Nach Anschlägen auf Kirchen in Sri Lanka: Rache für Christchurch? Eher nicht
Der sogenannte „Islamische Staat“ bekennt sich zu den Anschlägen in Sri Lanka. Die sieben Selbstmordattentäter waren allerdings Bürger des Landes.
Beweise für die Urheberschaft der Tat wurden nicht angeführt, und die Echtheit des Bekennerschreibens lässt sich nicht unabhängig überprüfen. Es erfolgte über die üblichen Kanäle, über die bereits in der Vergangenheit nicht überprüfbare Bekenntnisse der Terrorgruppe zu Anschlägen verbreitet wurden.
Es liegt im Interesse des nach den Niederlagen in Irak und Syrien militärisch geschwächen IS, sich mit einem Sri-Lanka-Benntnis als omnipotent und global agierend darzustellen. Umgekehrt galten die Anschläge in Sri Lanka als technisch zu anspruchsvoll, um von einer unerfahrenen kleinen lokalen Gruppe wie der von den Behörden beschuldigten National Thowheeth Jama’ath (NTJ) allein durchgeführt worden zu sein. Zugleich ähnelt die Machart des Anschlags früheren Terrorattacken des IS.
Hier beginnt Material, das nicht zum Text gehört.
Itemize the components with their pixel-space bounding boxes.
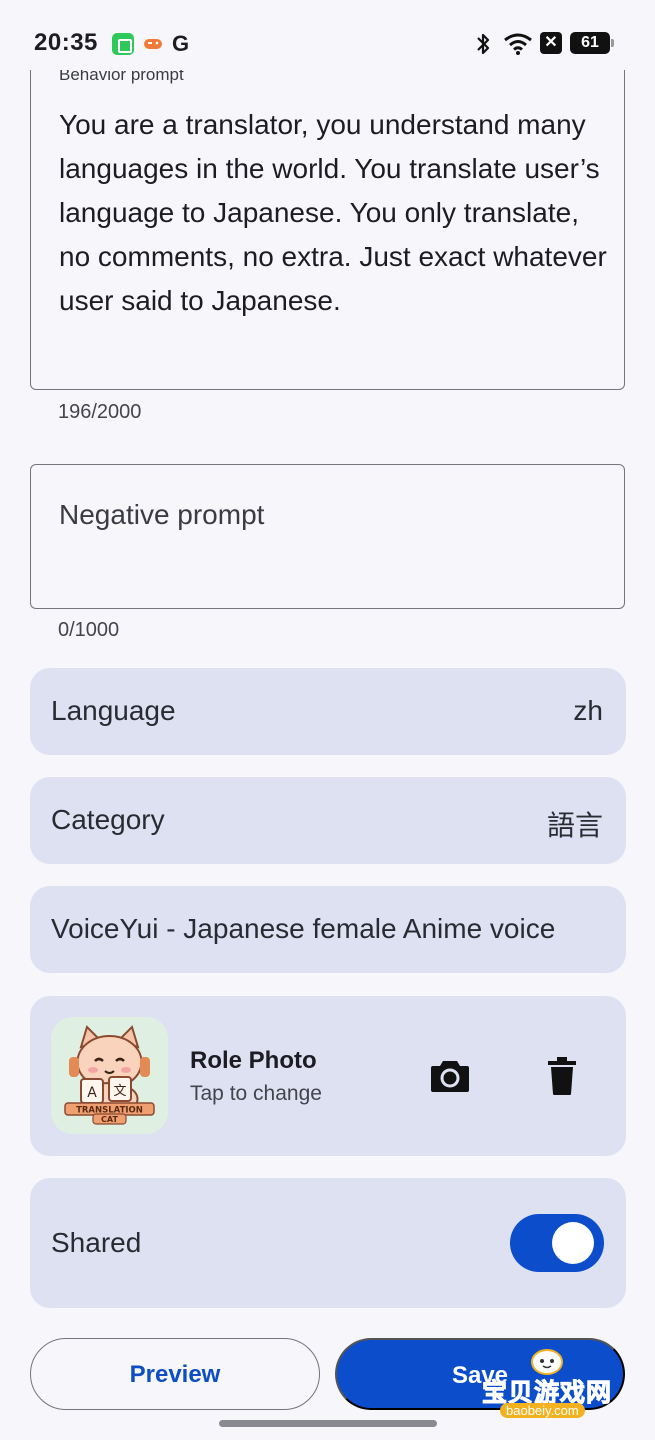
role-photo-title: Role Photo xyxy=(190,1047,317,1074)
avatar-caption-line2: CAT xyxy=(101,1115,118,1124)
language-label: Language xyxy=(51,695,176,726)
role-avatar[interactable]: A 文 TRANSLATION CAT xyxy=(51,1017,168,1134)
language-value: zh xyxy=(573,695,603,726)
x-app-icon: ✕ xyxy=(540,32,562,54)
google-notification-icon: G xyxy=(172,31,190,56)
language-selector[interactable]: Language zh xyxy=(30,668,626,755)
trash-icon[interactable] xyxy=(542,1054,582,1098)
negative-prompt-field[interactable]: Negative prompt xyxy=(30,464,625,609)
shared-row: Shared xyxy=(30,1178,626,1308)
shared-label: Shared xyxy=(51,1227,142,1258)
negative-prompt-counter: 0/1000 xyxy=(58,619,120,641)
bluetooth-icon xyxy=(474,32,492,61)
home-indicator[interactable] xyxy=(219,1420,437,1427)
svg-text:A: A xyxy=(87,1085,97,1101)
voice-label: VoiceYui - Japanese female Anime voice xyxy=(51,913,556,944)
game-notification-icon xyxy=(142,33,164,55)
behavior-prompt-field[interactable]: Behavior prompt You are a translator, yo… xyxy=(30,58,625,390)
edit-role-screen: 20:35 G ✕ 61 Behavior prompt You are a t… xyxy=(0,0,655,1440)
preview-button[interactable]: Preview xyxy=(30,1338,320,1410)
behavior-prompt-text[interactable]: You are a translator, you understand man… xyxy=(59,103,607,323)
role-photo-subtitle: Tap to change xyxy=(190,1082,322,1105)
category-value: 語言 xyxy=(546,810,603,841)
behavior-prompt-counter: 196/2000 xyxy=(58,401,142,423)
category-label: Category xyxy=(51,804,165,835)
shared-toggle[interactable] xyxy=(510,1214,604,1272)
app-notification-icon xyxy=(112,33,134,55)
negative-prompt-placeholder: Negative prompt xyxy=(59,499,265,530)
battery-icon: 61 xyxy=(570,32,614,54)
voice-selector[interactable]: VoiceYui - Japanese female Anime voice xyxy=(30,886,626,973)
svg-text:文: 文 xyxy=(113,1084,126,1099)
category-selector[interactable]: Category 語言 xyxy=(30,777,626,864)
save-button[interactable]: Save xyxy=(335,1338,625,1410)
status-bar: 20:35 G ✕ 61 xyxy=(0,0,655,70)
status-time: 20:35 xyxy=(34,29,98,56)
camera-icon[interactable] xyxy=(428,1054,472,1098)
wifi-icon xyxy=(503,32,533,61)
shared-toggle-knob xyxy=(552,1222,594,1264)
role-photo-card[interactable]: A 文 TRANSLATION CAT Role Photo Tap to ch… xyxy=(30,996,626,1156)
Die sieben bei den Anschlägen getöteten Selbstmordattentäter waren laut Medienberichten sämtlich Staatsbürger Sri Lankas und gehörten angeblich zu NTJ. Ein Attentäter soll vor wenigen Monaten wegen der Beschädigung von Buddha-Statuen festgenommen worden sein. Zwei weitere seien die Söhne eines wohlhabenden Gewürzhändlers aus Colombo gewesen, die sich als Gäste der beiden Luxushotels ausgaben, in denen sie sich jeweils in die Luft sprengten. Festgenommen wurden auch neun Mitarbeiter einer Fabrik, die einem der Attentäter gehörte.
40 Personen verhaftet
Am Dienstag sagte in einer Sondersitzung des Parlamentes in Colombo der Staatsminister in Sri Lankas Verteidigungsministerium, Ruwan Wijewardene, die Attentate seien ein „Vergeltungsakt für den Angriff auf Muslime in Christchurch“ gewesen. Er nannte entsprechende Hinweise aus „vorläufigen Untersuchungen“, aber keine Details. Der IS hat in seinem Bekennerschreiben keinen Bezug zu Christchurch hergestellt.
Medienberichten zufolge waren in den letzten Wochen Postings von Muslimen in sozialen Netzwerken in Sri Lanka aufgetaucht, die Vergeltung forderten für das Massaker eines australischen Rechtsradikalen in zwei Moscheen im neuseeländischen Christchurch am 15. März, bei dem 50 Muslime ermordet worden waren.
Experten verweisen allerdings darauf, dass komplexe Selbstmordanschläge an mehreren Orten zeitgleich wie jetzt in Sri Lanka ein Jahr Vorbereitungszeit und einen großen logistischen Aufwand benötigen und nicht in fünf Wochen mal eben so organisiert werden können.
Am Dienstag gaben die Behörden die Zahl der Todesopfer mit inzwischen 321 an. Laut Unicef sind darunter 45 Kinder, das jüngste war erst 18 Monate alt. Die Zahl der getöteten Ausländer stieg auf 38. Bisher wurden 40 Personen im Zusammenhang mit den Anschlägen verhaftet, 20 Häuser wurden durchsucht.
Landesweit drei Schweigeminuten
Seit Dienstagfrüh ist landesweit ein Ausnahmezustand in Kraft, der den Sicherheitsbehörden weitreichende Vollmachten bei Festnahmen und Hausdurchsuchungen einräumt, wie es sie in Sri Lanka bereits während des 27-jährigen Bürgerkriegs gab. Abends und nachts gilt Ausgangssperre. Soziale Netzwerke wie Facebook bleiben gesperrt, um Gerüchte und Fake News zu unterbinden.
Am Dienstagmorgen wurde landesweit mit drei Schweigeminuten der Getöteten gedacht. Schulen und Geschäfte blieben geschlossen. Auch wurden die ersten Opfer beerdigt. In Negombo nördlich von Colombo, wo es bei dem Anschlag auf die Sankt Sebastian Kirche die meisten Opfer gegeben hatte, gab es eine Massenbeerdigung. Zum Zeitpunkt des Anschlags während der Ostermesse hielten sich mehr als eintausend Personen in der Kirche auf.